Latifa Ibn Ziaten, mère d'une des victimes de Mohamed Merah, candidate au prix Nobel de la paix ?

Latifa Ibn Ziaten, mère d'une des victimes de Mohamed Merah, candidate au prix Nobel de la paix ?
Latifa Ibn Ziaten le 17 septembre 2017 à New York, aux États-Unis.

Orange avec AFP, publié le vendredi 19 janvier 2018 à 18h50

L'association L'Hospitalité d'Abraham a proposé la candidature de la mère du premier soldat tué par "le tueur au scooter", qui lutte contre la radicalisation, pour le prix Nobel de la paix.

Son fils, le soldat Imad Ibn Ziaten, a été tué le 11 mars 2012 à Toulouse par Mohamed Merah.
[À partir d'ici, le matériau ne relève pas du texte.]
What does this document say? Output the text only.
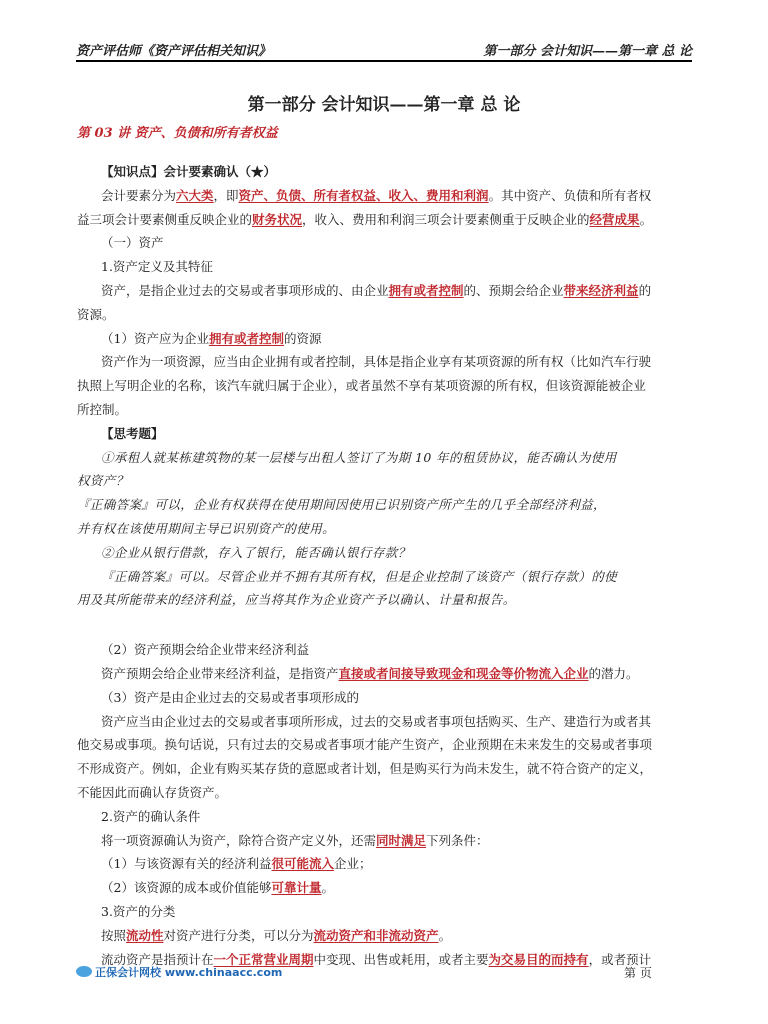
资产评估师《资产评估相关知识》	第一部分 会计知识——第一章 总 论
第一部分 会计知识——第一章 总 论
第 03 讲 资产、负债和所有者权益

【知识点】会计要素确认（★）

会计要素分为六大类，即资产、负债、所有者权益、收入、费用和利润。其中资产、负债和所有者权

益三项会计要素侧重反映企业的财务状况，收入、费用和利润三项会计要素侧重于反映企业的经营成果。

（一）资产

1.资产定义及其特征

资产，是指企业过去的交易或者事项形成的、由企业拥有或者控制的、预期会给企业带来经济利益的

资源。

（1）资产应为企业拥有或者控制的资源

资产作为一项资源，应当由企业拥有或者控制，具体是指企业享有某项资源的所有权（比如汽车行驶

执照上写明企业的名称，该汽车就归属于企业），或者虽然不享有某项资源的所有权，但该资源能被企业

所控制。

【思考题】

①承租人就某栋建筑物的某一层楼与出租人签订了为期 10 年的租赁协议，能否确认为使用

权资产？

『正确答案』可以，企业有权获得在使用期间因使用已识别资产所产生的几乎全部经济利益，

并有权在该使用期间主导已识别资产的使用。

②企业从银行借款，存入了银行，能否确认银行存款？

『正确答案』可以。尽管企业并不拥有其所有权，但是企业控制了该资产（银行存款）的使

用及其所能带来的经济利益，应当将其作为企业资产予以确认、计量和报告。

（2）资产预期会给企业带来经济利益

资产预期会给企业带来经济利益，是指资产直接或者间接导致现金和现金等价物流入企业的潜力。

（3）资产是由企业过去的交易或者事项形成的

资产应当由企业过去的交易或者事项所形成，过去的交易或者事项包括购买、生产、建造行为或者其

他交易或事项。换句话说，只有过去的交易或者事项才能产生资产，企业预期在未来发生的交易或者事项

不形成资产。例如，企业有购买某存货的意愿或者计划，但是购买行为尚未发生，就不符合资产的定义，

不能因此而确认存货资产。

2.资产的确认条件

将一项资源确认为资产，除符合资产定义外，还需同时满足下列条件：

（1）与该资源有关的经济利益很可能流入企业；

（2）该资源的成本或价值能够可靠计量。

3.资产的分类

按照流动性对资产进行分类，可以分为流动资产和非流动资产。

流动资产是指预计在一个正常营业周期中变现、出售或耗用，或者主要为交易目的而持有，或者预计

正保会计网校 www.chinaacc.com	第 页
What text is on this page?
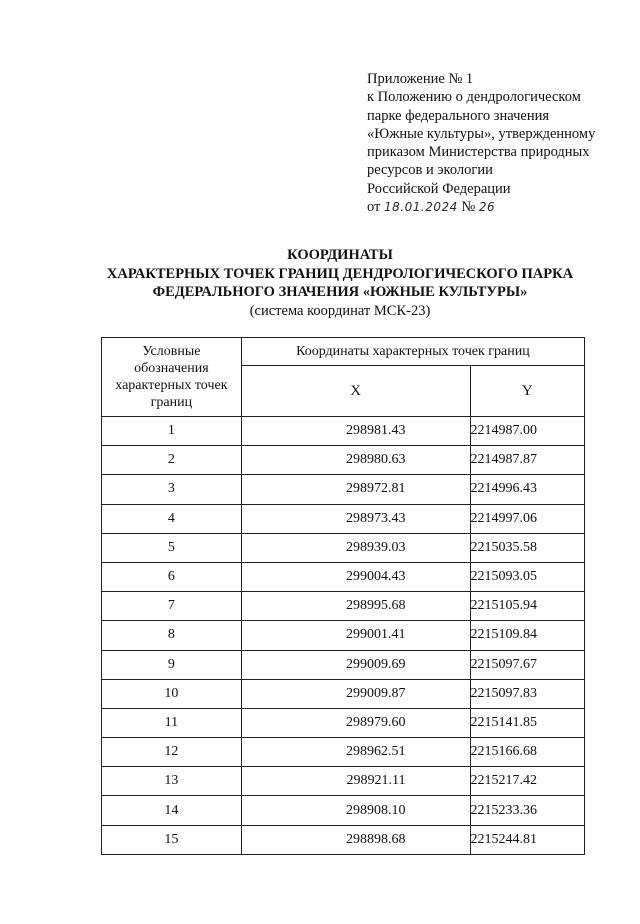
Приложение № 1
к Положению о дендрологическом
парке федерального значения
«Южные культуры», утвержденному
приказом Министерства природных
ресурсов и экологии
Российской Федерации
от 18.01.2024 № 26
КООРДИНАТЫ
ХАРАКТЕРНЫХ ТОЧЕК ГРАНИЦ ДЕНДРОЛОГИЧЕСКОГО ПАРКА
ФЕДЕРАЛЬНОГО ЗНАЧЕНИЯ «ЮЖНЫЕ КУЛЬТУРЫ»
(система координат МСК-23)
Условные
обозначения
характерных точек
границ	Координаты характерных точек границ	
	X	Y
1	298981.43	2214987.00
2	298980.63	2214987.87
3	298972.81	2214996.43
4	298973.43	2214997.06
5	298939.03	2215035.58
6	299004.43	2215093.05
7	298995.68	2215105.94
8	299001.41	2215109.84
9	299009.69	2215097.67
10	299009.87	2215097.83
11	298979.60	2215141.85
12	298962.51	2215166.68
13	298921.11	2215217.42
14	298908.10	2215233.36
15	298898.68	2215244.81
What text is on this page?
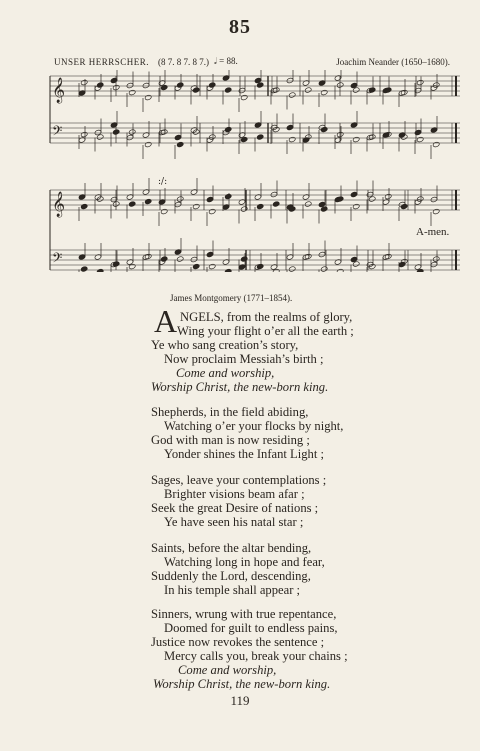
85
UNSER HERRSCHER. (8 7. 8 7. 8 7.) 𝅗𝅥 = 88.	Joachim Neander (1650–1680).
𝄞
𝄢
𝄞
𝄢
:/:
A-men.
James Montgomery (1771–1854).
A NGELS, from the realms of glory,
Wing your flight o’er all the earth ;
Ye who sang creation’s story,
Now proclaim Messiah’s birth ;
Come and worship,
Worship Christ, the new-born king.
Shepherds, in the field abiding,
Watching o’er your flocks by night,
God with man is now residing ;
Yonder shines the Infant Light ;
Sages, leave your contemplations ;
Brighter visions beam afar ;
Seek the great Desire of nations ;
Ye have seen his natal star ;
Saints, before the altar bending,
Watching long in hope and fear,
Suddenly the Lord, descending,
In his temple shall appear ;
Sinners, wrung with true repentance,
Doomed for guilt to endless pains,
Justice now revokes the sentence ;
Mercy calls you, break your chains ;
Come and worship,
Worship Christ, the new-born king.
119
Il fut la première victime de celui qu'on a depuis surnommé "le tueur au scooter". Depuis, sa mère Latifa Ibn Ziaten s'est engagée dans de nombreuses actions auprès des jeunes pour lutter contre la radicalisation. Elle a notamment créé l'"Association Imad Ibn Ziaten pour la jeunesse et la paix".

Un engagement qui lui a valu d'être décorée de la Légion d'honneur en 2016 par François Hollande et qui pourrait bien la conduire sur la liste des candidats au prix Nobel de la paix. L'association lyonnaise L'Hospitalité d'Abraham, qui milite pour le dialogue interreligieux, a en effet déposé sa candidature, a révélé jeudi 18 janvier Paris Normandie.
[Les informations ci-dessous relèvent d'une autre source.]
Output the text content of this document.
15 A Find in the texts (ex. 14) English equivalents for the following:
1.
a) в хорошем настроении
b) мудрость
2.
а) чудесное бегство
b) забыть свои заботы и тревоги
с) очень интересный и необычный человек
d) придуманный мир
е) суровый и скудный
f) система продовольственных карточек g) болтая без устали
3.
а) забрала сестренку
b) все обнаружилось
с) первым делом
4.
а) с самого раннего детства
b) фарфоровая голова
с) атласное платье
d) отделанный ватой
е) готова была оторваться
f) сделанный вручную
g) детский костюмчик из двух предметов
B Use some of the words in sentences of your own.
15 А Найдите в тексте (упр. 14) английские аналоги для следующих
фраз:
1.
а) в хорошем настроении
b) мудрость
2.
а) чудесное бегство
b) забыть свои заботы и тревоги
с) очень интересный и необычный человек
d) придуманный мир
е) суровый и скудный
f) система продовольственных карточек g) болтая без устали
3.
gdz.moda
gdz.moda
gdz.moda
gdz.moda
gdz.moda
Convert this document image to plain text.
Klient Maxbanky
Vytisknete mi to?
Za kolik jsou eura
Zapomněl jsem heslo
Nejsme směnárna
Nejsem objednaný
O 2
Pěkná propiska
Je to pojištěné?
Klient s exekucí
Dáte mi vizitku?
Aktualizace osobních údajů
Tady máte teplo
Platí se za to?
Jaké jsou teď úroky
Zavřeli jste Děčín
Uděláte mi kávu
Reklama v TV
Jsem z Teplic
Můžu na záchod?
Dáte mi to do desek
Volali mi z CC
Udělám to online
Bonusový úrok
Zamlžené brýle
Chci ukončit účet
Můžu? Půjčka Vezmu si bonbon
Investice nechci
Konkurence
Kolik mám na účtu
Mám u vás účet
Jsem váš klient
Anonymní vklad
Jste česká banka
Sur un site spécialement créé pour la candidature, elle explique que "Latifa Ibn Ziaten incarne paisiblement et fraternellement un des nouveaux visages de l'Europe, l'Europe plurielle, multi-ethnique et pluri-religieuse". "Elle témoigne que l'on peut être complètement la citoyenne d'un pays européen, et complètement la fille de son peuple d'origine. Être attachée autant à la laïcité de la République française et aux institutions démocratiques européennes qu'à sa foi musulmane", précise par ailleurs l'association.



QUELLES SONT LES CHANCES DE LATIFA IBN ZIATEN ?

Interrogée par Paris Normandie, Latifa Ibn Ziaten assure ne pas être à l'origine de la demande. "Mais je remercie cette association pour son initiative, elle me touche énormément", ajoute celle qui visite "deux à trois prisons par mois" et " trois, voire quatre écoles par semaine". Ce combat en faveur de l'éducation, meilleur rempart contre la radicalisation, "est devenu ma vie", résume-t-elle.

Pour être validée, sa candidature doit désormais être soutenue par des parlementaires. Mais ça n'inquiète pas le père Christian Delorme, président de l'association. "Nous avons reçu l'accord d'une douzaine de députés de toute la France et de toutes sensibilités, ce qui est suffisant", assure-t-il. Après, il faudra faire campagne.

Après un premier écrémage au printemps, le jury communiquera le nom du lauréat en octobre prochain. L'année dernière, pas moins de 318 candidats se trouvaient en lice.